2.3 (Pro-)Feminist theorisations of men and masculinities
Preventing violence against women thus necessitates understanding why it is that men choose to enact abuse, and come to believe that it is acceptable and desirable to do so. Because men’s violence against women is a gendered social phenomenon, this requires scrutinising the gendered position of men in society. Many feminists have long argued that, if men’s violence against women is a cause and consequence of a patriarchal gender order, then we need to look at what it means to be a man, in terms of the construction of masculinity, in that social context. Yet, as noted by Hearn and Pringle (2006), gender has traditionally been equated solely with women, in contrast to the 'genderless' (or 'gender-neutral') male norm,
21 with men’s invisible 'ungenderedness' naturalised. They point out that, within academia, androcentrism has meant that men have simultaneously been everywhere and nowhere within social research - men’s perspectives and practices are taken to be the default, yet at the same time rarely explicitly placed in the spotlight, and scrutinised through a gendered lens. Hearn and Pringle therefore argue that ‘naming men as men’ and investigating the relationships between men, masculinities, and public policy for example, remains vital within social science, particularly in relation to men’s violence against women.

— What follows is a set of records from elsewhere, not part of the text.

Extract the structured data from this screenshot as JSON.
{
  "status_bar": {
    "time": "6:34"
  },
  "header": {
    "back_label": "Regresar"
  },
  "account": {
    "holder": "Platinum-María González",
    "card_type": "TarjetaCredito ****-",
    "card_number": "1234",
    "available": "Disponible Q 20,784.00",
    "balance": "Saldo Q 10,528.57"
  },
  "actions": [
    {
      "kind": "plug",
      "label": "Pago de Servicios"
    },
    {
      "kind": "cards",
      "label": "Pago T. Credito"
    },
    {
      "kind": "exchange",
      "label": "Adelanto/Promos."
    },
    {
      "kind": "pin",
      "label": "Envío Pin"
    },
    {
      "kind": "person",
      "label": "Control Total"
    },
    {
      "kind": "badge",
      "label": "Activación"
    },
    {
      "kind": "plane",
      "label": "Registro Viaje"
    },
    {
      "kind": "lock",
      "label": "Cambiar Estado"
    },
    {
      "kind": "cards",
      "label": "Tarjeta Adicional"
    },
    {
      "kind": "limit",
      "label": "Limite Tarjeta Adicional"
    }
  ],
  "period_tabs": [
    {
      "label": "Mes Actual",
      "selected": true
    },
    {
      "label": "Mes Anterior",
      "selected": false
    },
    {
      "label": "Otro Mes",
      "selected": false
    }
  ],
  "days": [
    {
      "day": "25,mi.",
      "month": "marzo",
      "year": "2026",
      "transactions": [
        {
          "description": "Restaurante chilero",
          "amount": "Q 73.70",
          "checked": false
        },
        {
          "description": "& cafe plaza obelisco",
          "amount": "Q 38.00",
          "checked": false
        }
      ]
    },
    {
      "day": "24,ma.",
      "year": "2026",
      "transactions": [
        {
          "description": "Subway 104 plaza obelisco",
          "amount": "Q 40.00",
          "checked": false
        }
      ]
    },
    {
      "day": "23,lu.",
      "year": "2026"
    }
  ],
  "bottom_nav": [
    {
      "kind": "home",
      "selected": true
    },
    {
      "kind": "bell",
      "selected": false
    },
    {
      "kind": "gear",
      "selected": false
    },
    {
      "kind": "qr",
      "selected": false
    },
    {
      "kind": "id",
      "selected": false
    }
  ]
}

Similarly, Messerschmidt (2004) argues that scrutinising the social construction of
masculinities is a vital task for criminology. He notes that it is necessary to ‘look upwards’ and study the powerful within any structure of power, and to analyse both the ways in which the privileged act to reproduce their power, and what interest they may have in changing. Yet despite the fact that the vast majority of crimes are perpetrated by men, the role of men and masculinities in crime has often been minimised or hidden within mainstream criminology. Messerschmidt therefore argues that we must do much more to analyse the making of masculinities, in order to understand the making of crime by men.
Masculinity can be understood as the assemblage of socially constituted meanings attached to the social category of men. It is not something which is innate or eternal; it is socially and culturally manufactured and historically shifting, and Kimmel1 (2001) argues that recognising this gives men agency, the ability to act, and the capacity to change. These conceptions, which originated from feminist theories of gender, have been taken up among others by men who support feminism and seek to adopt and develop an ‘anti-sexist’ or ‘pro-feminist’ approach. Within academia, some such men have sought to critically reflect upon their own position in society, and the actions and experiences of men more broadly in relation to women, gender, and patriarchy. They, together with feminist women, have contributed to a research agenda referred to as critical studies on men and masculinities (CSMM) (Hearn, 1998), and it is this approach which this research project has sought to root itself in.
1 It is important to note here that shortly before the completion of this thesis, the prominent men and
masculinities scholar Michael Kimmel has been accused of perpetrating sexual harassment against women (see Flood, 2018). After some reflection, I have decided to leave the citations of his work in this document, but this should be taken into account when considering references to his writing - not least in underlining that any man can enact violence against women, and that pro-feminist men’s work should by no means be assumed to be free from patriarchal inequities and abuses.